The Mirage Hotel and Casino in Las Vegas announced it would temporarily close its dolphin attraction following a third dolphin death this year.
The Mirage’s Secret Garden and Dolphin Habitat currently do not have a scheduled reopening date, a spokesperson told The Washington Post.
An 11-year-old male bottlenose dolphin named K2 died Sept. 24 of what Mirage said was a respiratory illness. An autopsy is pending.
“K2 was very vocal, energetic, loved his toys and was a joy to be around,” Mirage interim president Franz Kallao wrote in a staff memo obtained by The Post. “He always made us smile.”
Eleven is a relatively young age for bottlenose dolphins, which can live at least 40 years, according to the National Oceanic and Atmospheric Administration. Some women live even longer, into their sixties.
Earlier this month, a 19-year-old male dolphin named Maverick died at the Mirage after being treated for a lung infection. A 13-year-old female bottlenose dolphin, Bella, died in April of gastroenteritis.
Seven bottlenose dolphins remain in the exhibit, National Geographic reported. The attraction is also home to leopards, lions, tigers, a sloth, a cockatoo and hundreds of fish.
The business is working with veterinarians and other experts to “conduct a thorough review and inspection of both the animals and the facility,” Kallao told the Associated Press.
The attraction is advertised as a place where visitors “come face to face” with animals.
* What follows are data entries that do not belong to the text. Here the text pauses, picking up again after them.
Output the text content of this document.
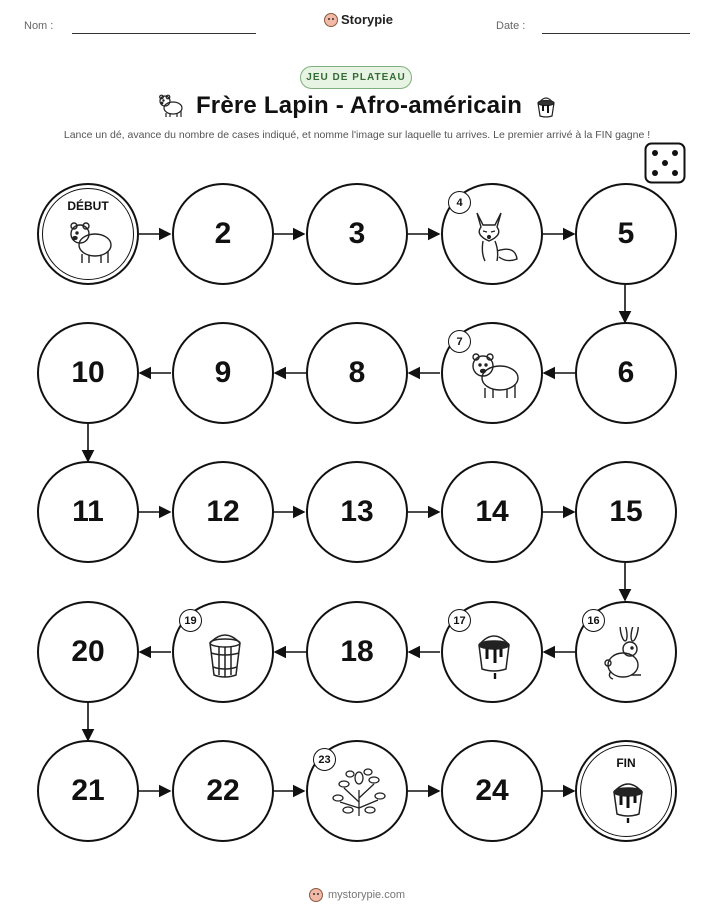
Nom :	Storypie	Date :
JEU DE PLATEAU
Frère Lapin - Afro-américain
Lance un dé, avance du nombre de cases indiqué, et nomme l'image sur laquelle tu arrives. Le premier arrivé à la FIN gagne !
DÉBUT
2	3
4
5
6
7
8
9
10
11	12	13	14	15
16
17
18
19
20
21	22
23
24
FIN
mystorypie.com
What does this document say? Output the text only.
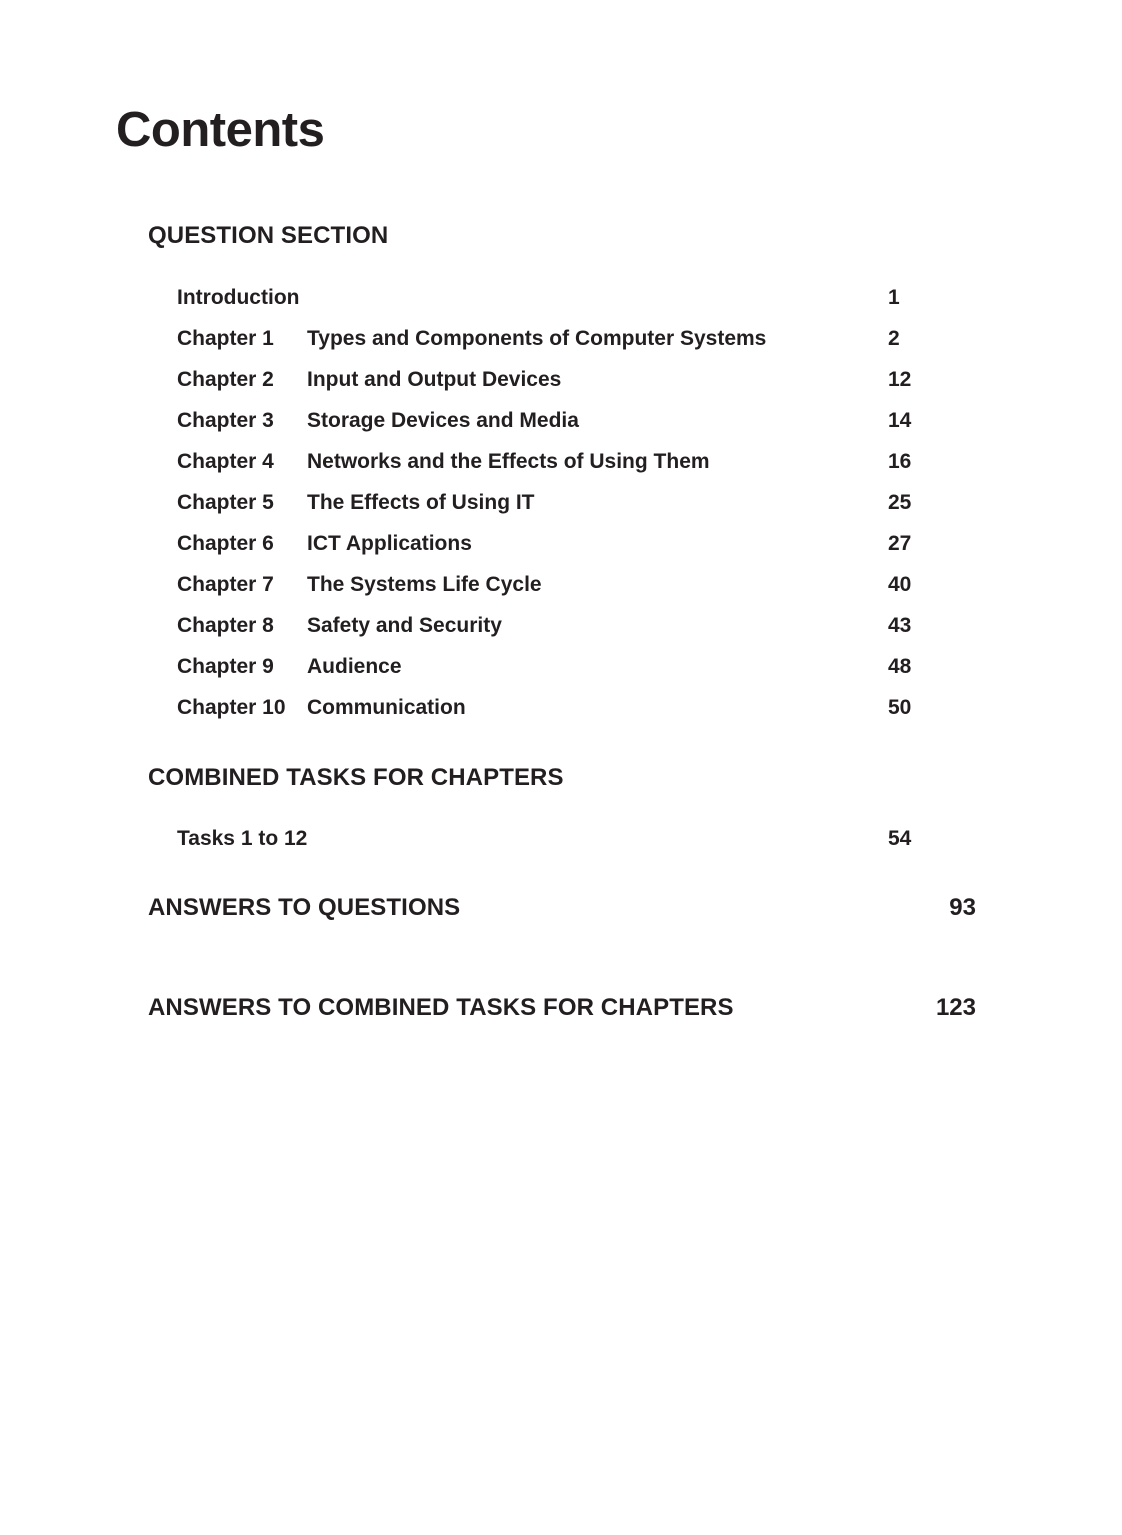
Contents
QUESTION SECTION
Introduction	1
Chapter 1 Types and Components of Computer Systems	2
Chapter 2 Input and Output Devices	12
Chapter 3 Storage Devices and Media	14
Chapter 4 Networks and the Effects of Using Them	16
Chapter 5 The Effects of Using IT	25
Chapter 6 ICT Applications	27
Chapter 7 The Systems Life Cycle	40
Chapter 8 Safety and Security	43
Chapter 9 Audience	48
Chapter 10 Communication	50
COMBINED TASKS FOR CHAPTERS
Tasks 1 to 12	54
ANSWERS TO QUESTIONS	93
ANSWERS TO COMBINED TASKS FOR CHAPTERS	123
Guests can pay more for experiences like feeding the dolphins, posing for photos and even painting with them. Dave Blasko, the Mirage’s director of animal care, told The Post that the dolphins are not forced to interact with people.
But some animal welfare advocates have long argued that dolphins are highly intelligent animals which have complex social structures and can swim up to 100 miles a day in the wild, should not be kept in captivity.
The Mirage, in particular, has also been the target of criticism, particularly after a series of deaths in the late 1990s and early 2000s that prompted activists at the time to dub it the “Dolphin Death Pool” , Las Vegas Dolphins attorney Shelly Rae. he told The Post.
In 2017, the facility received a “Certified Humane” designation from the non-profit organization American Humane (not to be confused with The Humane Society of the United States, which opposes dolphin captivity ). However, the certification was controversial, with The Dolphin Project, a non-profit dolphin advocacy organization, publishing an op-ed saying the designation was “nothing but wishful thinking”.